His actions Saturday were likely out of fear that Pakistan’s Supreme Court might dissolve his victory in the October presidential election, Bhutto said.
For weeks, Pakistan has been coasting in a state of political limbo while the Supreme Court worked to tackle legal challenges filed by the opposition that call into question Musharraf’s eligibility to hold office.
The Supreme Court declared the state of emergency illegal and claimed Musharraf had no power to suspend the constitution, Chief Justice Iftikhar Mohammed Chaudhry said.
Shortly afterward, Chaudhry was expelled as chief justice.
In Pakistan’s capital, Islamabad, troops entered the Supreme Court and surrounded the judges’ homes, according to CNN’s Syed Mohsin Naqvi.

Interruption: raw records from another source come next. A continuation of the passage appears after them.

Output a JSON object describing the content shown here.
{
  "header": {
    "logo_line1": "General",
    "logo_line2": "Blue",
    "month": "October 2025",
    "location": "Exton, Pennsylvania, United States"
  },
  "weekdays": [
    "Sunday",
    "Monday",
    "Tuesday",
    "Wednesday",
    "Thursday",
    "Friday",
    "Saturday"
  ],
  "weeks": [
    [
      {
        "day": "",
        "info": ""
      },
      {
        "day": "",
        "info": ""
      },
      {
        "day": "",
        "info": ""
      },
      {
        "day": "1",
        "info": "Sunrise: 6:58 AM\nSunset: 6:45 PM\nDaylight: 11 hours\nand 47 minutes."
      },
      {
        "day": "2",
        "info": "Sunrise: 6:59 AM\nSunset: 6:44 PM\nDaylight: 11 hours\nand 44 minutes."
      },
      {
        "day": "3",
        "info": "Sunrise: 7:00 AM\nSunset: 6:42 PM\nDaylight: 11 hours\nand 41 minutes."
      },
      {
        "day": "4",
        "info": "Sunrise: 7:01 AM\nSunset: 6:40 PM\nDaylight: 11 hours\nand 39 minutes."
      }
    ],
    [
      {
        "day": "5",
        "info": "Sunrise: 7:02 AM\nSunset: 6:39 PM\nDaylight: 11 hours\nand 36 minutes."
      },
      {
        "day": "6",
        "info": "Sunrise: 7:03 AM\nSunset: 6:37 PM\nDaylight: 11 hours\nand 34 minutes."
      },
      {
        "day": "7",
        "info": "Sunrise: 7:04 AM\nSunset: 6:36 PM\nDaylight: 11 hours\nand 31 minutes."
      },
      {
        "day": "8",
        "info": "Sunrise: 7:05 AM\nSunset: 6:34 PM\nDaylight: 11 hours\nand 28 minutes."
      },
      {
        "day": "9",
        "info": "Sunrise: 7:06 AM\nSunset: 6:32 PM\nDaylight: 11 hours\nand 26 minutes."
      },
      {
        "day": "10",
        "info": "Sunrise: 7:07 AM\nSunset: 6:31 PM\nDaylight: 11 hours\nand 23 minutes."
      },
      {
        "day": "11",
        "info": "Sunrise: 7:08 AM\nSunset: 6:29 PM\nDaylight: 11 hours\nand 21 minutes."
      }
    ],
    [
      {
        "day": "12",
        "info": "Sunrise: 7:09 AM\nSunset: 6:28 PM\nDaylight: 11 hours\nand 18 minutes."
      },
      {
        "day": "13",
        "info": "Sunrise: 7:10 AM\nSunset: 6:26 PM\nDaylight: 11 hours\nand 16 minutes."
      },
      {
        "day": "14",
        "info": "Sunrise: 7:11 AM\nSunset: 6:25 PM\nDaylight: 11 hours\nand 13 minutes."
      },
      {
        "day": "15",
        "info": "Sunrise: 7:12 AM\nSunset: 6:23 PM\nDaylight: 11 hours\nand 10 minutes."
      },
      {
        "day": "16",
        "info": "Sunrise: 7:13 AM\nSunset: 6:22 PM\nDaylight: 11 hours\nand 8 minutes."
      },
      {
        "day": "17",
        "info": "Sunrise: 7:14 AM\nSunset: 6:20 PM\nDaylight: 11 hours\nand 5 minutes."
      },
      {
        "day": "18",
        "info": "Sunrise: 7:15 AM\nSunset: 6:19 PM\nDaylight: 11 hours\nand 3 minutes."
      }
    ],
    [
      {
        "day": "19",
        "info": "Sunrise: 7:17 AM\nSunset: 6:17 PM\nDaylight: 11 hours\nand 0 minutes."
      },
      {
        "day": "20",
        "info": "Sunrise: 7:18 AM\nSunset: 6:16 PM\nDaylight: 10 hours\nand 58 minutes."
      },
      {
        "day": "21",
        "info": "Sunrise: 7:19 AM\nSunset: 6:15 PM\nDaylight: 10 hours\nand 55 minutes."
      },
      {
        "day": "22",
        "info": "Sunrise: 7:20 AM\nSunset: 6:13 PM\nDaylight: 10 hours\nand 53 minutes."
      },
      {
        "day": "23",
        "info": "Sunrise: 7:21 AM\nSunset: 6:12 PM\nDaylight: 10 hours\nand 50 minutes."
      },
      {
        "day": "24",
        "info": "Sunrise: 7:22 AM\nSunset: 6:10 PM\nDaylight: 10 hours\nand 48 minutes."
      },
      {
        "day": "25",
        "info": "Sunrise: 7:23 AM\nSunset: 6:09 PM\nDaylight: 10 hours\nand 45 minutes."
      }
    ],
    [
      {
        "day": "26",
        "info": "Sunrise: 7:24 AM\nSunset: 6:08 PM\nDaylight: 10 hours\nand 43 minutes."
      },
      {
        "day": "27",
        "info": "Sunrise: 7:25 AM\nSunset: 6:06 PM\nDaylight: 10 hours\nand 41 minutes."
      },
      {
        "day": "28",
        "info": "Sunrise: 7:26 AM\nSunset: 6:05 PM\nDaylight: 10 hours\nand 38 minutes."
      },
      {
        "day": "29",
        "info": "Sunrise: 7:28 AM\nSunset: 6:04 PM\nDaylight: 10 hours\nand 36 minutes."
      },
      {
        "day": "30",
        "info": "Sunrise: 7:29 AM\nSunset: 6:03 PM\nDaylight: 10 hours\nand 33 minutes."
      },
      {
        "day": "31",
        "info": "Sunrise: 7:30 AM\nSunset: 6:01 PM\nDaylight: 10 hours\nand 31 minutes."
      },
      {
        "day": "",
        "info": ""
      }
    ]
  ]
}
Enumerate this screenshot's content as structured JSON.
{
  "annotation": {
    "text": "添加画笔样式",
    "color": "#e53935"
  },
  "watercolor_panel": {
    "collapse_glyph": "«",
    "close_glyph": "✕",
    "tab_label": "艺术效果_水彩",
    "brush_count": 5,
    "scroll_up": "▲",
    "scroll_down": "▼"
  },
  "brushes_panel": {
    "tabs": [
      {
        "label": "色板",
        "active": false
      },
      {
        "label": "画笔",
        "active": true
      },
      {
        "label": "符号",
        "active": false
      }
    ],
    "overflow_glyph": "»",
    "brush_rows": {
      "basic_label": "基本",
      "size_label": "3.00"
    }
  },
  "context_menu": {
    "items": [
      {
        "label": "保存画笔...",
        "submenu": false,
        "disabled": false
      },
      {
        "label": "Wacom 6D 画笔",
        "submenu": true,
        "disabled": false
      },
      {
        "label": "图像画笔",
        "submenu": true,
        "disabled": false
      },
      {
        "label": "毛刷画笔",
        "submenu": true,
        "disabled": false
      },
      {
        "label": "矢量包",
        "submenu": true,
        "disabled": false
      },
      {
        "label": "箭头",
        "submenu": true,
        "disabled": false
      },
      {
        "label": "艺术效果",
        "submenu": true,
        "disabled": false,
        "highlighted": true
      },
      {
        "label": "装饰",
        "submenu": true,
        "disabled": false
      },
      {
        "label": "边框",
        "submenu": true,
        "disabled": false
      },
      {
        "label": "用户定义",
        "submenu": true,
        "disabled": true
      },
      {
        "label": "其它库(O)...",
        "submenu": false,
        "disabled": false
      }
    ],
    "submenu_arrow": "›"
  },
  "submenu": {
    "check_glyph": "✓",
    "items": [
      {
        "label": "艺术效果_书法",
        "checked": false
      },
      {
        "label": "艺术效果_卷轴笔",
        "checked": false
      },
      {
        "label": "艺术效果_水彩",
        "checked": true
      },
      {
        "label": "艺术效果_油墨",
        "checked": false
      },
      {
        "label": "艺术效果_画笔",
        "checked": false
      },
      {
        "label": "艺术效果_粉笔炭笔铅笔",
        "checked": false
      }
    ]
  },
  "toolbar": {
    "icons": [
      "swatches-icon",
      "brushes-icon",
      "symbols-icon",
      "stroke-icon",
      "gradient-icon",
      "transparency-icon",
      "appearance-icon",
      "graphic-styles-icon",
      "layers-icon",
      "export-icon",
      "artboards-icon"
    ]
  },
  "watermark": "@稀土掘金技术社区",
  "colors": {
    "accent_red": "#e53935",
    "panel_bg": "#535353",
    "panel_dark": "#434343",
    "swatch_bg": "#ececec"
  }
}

A decision to arrest the judges will weaken the supremacy of law in the country, Bhutto said.
She arrived in the country earlier Saturday after visiting family in Dubai. Watch crowds surround Bhutto upon her arrival
Bhutto returned to Pakistan last month, despite death threats, after eight years of self-imposed exile.
On October 18, a bombing attack in Karachi intended for Bhutto’s slowly moving motorcade killed 136 people.